Mais mon chagrin était vite oublié car dès qu’il s’agissait de grimper aux arbres, j’expérimentais alors, moi aussi, l’extraordinaire sensation de prendre de la hauteur. Youhou !

Dès le plus jeune âge, le contact avec la nature nous apprend la maîtrise de soi. Dans la nature, l’enfant appréhende un milieu aux textures, aux formes, aux reliefs très variés….ses repères sont bousculés. Il est vrai qu’il est relativement aisé de se déplacer en ville sur le bitume bien lisse.
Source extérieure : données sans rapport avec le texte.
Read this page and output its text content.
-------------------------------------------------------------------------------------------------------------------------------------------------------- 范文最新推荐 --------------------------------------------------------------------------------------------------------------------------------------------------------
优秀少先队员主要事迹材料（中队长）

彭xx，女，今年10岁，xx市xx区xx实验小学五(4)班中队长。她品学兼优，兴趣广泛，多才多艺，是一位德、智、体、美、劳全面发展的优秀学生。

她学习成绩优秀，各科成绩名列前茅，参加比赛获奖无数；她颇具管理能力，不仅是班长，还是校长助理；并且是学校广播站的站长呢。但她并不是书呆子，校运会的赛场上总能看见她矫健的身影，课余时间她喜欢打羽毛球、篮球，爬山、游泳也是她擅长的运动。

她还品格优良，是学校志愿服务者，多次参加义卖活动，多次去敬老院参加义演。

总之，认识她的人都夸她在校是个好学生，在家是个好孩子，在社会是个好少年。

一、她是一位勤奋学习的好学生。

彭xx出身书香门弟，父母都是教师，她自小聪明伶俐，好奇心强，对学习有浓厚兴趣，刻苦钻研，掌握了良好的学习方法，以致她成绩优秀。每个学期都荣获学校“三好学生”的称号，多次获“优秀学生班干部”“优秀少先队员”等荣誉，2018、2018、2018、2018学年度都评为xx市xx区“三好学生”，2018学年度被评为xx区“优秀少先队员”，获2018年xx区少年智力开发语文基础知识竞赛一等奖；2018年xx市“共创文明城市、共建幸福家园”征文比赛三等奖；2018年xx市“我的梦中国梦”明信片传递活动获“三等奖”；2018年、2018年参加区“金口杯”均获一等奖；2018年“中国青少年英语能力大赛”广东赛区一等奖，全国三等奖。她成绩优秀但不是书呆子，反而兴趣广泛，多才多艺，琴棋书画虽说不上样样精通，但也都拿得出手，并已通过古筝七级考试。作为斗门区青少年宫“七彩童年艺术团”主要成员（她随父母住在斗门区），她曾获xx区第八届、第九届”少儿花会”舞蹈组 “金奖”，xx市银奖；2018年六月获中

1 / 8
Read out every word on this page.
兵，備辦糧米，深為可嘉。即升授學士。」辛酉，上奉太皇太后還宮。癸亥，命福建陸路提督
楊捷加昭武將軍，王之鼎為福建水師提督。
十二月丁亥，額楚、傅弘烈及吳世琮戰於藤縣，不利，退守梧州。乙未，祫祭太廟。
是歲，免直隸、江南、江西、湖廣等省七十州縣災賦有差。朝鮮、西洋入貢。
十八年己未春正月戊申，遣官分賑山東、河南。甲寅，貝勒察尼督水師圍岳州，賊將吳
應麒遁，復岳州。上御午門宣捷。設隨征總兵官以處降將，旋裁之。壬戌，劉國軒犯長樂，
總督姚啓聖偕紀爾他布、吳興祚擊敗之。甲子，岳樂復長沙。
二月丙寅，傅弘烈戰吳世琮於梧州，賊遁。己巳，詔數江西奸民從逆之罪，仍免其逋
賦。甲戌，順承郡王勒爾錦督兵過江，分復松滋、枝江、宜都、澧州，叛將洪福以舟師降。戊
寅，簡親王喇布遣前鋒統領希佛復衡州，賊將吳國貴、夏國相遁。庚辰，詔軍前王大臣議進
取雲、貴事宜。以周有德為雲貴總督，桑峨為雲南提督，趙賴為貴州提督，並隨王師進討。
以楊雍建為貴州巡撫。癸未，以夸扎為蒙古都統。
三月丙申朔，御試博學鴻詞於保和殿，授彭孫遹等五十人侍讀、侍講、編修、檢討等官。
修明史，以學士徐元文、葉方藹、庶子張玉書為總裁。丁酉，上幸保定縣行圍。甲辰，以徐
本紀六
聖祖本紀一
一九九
Dans la nature, nos mouvements doivent s’adapter à la diversité des terrains.

Il faut encore plus regarder où l’on met les pieds, appréhender les pentes, ajuster sa vitesse, la lourdeur de son pas par rapport à la texture du sol (sable, boue, herbes hautes, cailloux…).  Une immersion dans la nature -ce milieu que l’on ne maîtrise pas- dès le plus jeune âge est une magnifique opportunité d’apprentissage, d’appréhension de son corps dans l’environnement.

L’enfant convoque alors son 6ème sens : le sens kinesthésique (la sensation du mouvement, du corps dans l’espace)….primordial à son développement.

La nature permet à l’enfant de se situer dans l’espace, de gérer son effort, de s’adapter à ce milieu. Toutes ces expériences lui permettent de se maîtriser et de prendre confiance en lui.

A nous, adultes, parents, animateur.ices-nature, enseignant.es, assistant.es maternelles, d’ouvrir la porte du dehors pour lui permettre de vivre ces expériences.